Admittedly, it is something of an understated message. The “Leaf” name is not particularly large. There is no giant logo shouting this to be a petroleum-free vehicle. Yet the style is sufficiently different from most cars to make you wonder “What is that?” And after you discover it is a Leaf, you might notice the bumper sticker stuck in the corner of the back window: “This is what the end of gasoline looks like.” Or, from a greater distance, you might notice the license plate: “GAS SUX.”

On the whole, while the message on the bumper sticker is perfectly fine, I’d rather have a Leaf.

Of chocolate and wasabi

One of my coworkers recently took a trip to Japan. She’s always been fascinated with Japanese life and culture, and even went there on her honeymoon.

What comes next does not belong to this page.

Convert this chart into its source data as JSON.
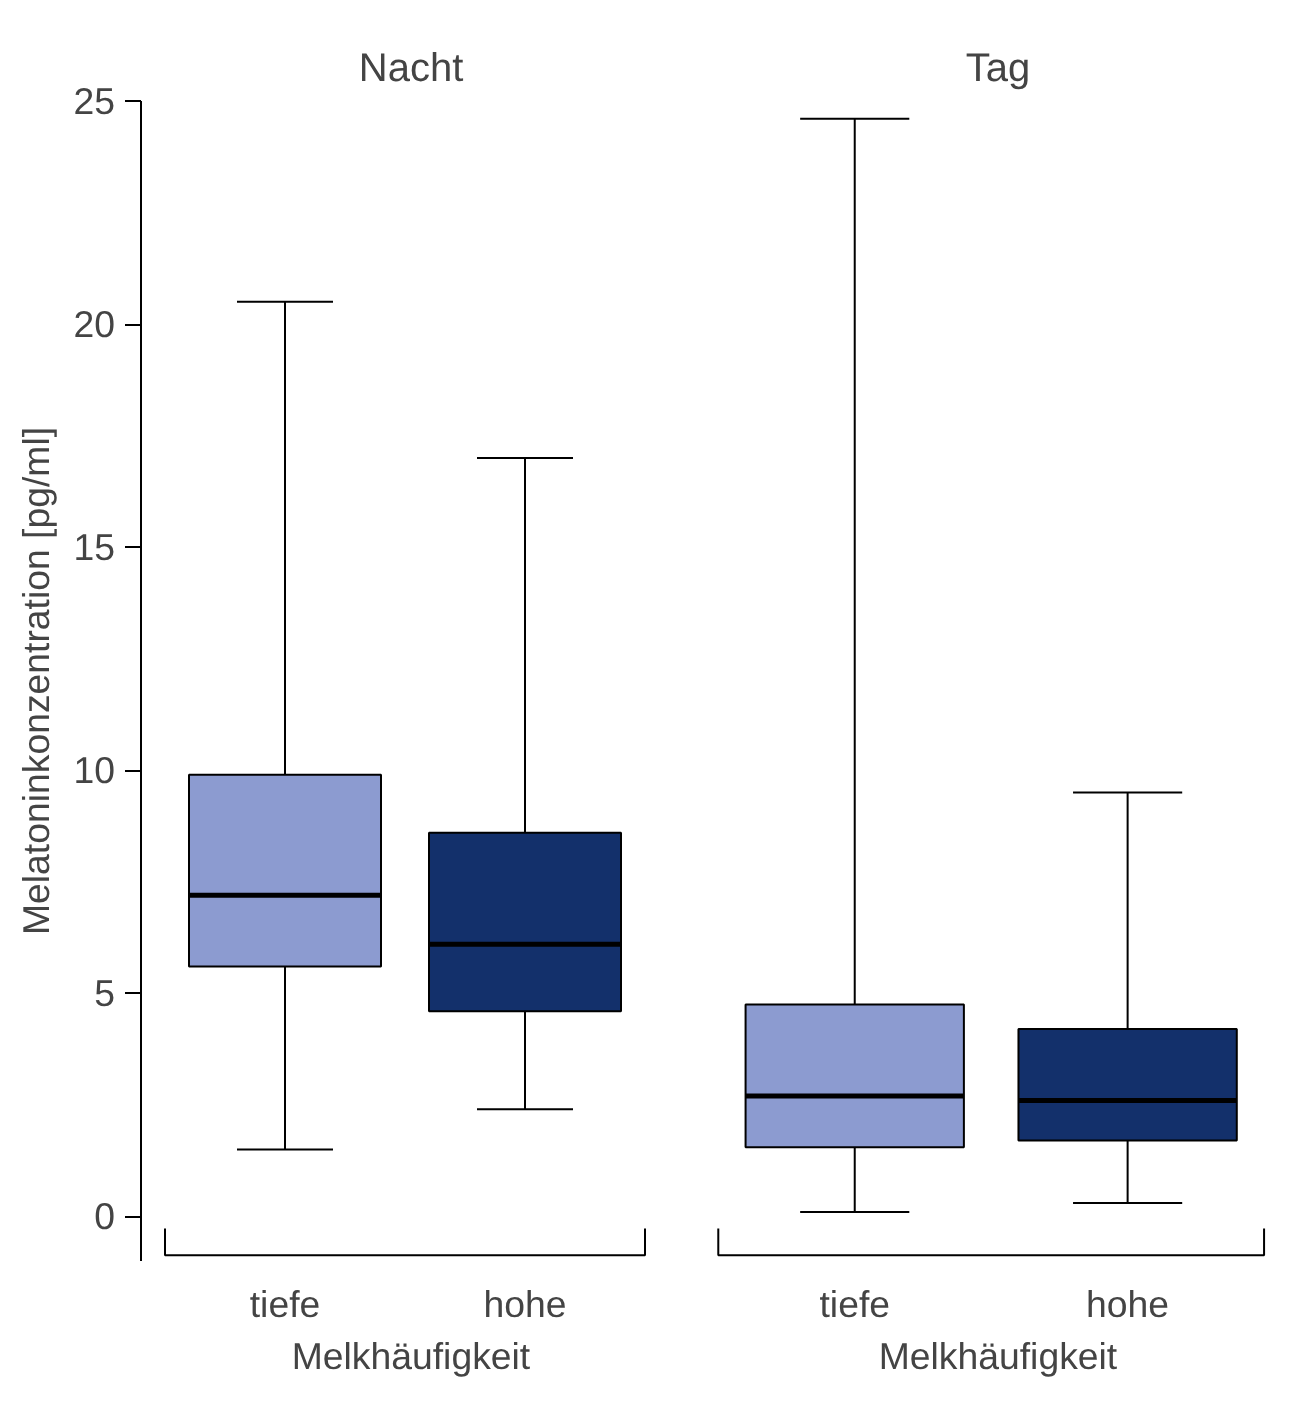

As I, too, am fascinated in Japan, though my fascination extends more into the scholarly fields, she brought me back a memento. The memento is also something of a challenge:

KitKat bar from Japan - with wasabi

KitKat bar from Japan - with wasabi. It is both a candy and a challenge. (iPhone photo by Lawrence I. Charters)

She was (and is) most curious to see if I would eat it. I share her curiosity; it is still sitting on my desk.

 

Shades of Twilight and vampires

When you awake to find Post-It notes on the refrigerator, kitchen cabinets, kitchen table, and various doors that say this:

No food until blood is drawn

No food until blood is drawn. Is the vampire apocalypse imminent? (iPhone photo by Lawrence I. Charters)

can there be any doubt about a forthcoming vampire apocalypse?

Though I do admit that the methodology of the prophecy is unique. There were no angels on high, no frenzied visions by a virgin stomping grapes in the hot sun, no sense of having your body and mind occupied by a supernatural presence. None of that.

Vampires apparently use Post-It notes. It makes you wonder if they also tweet.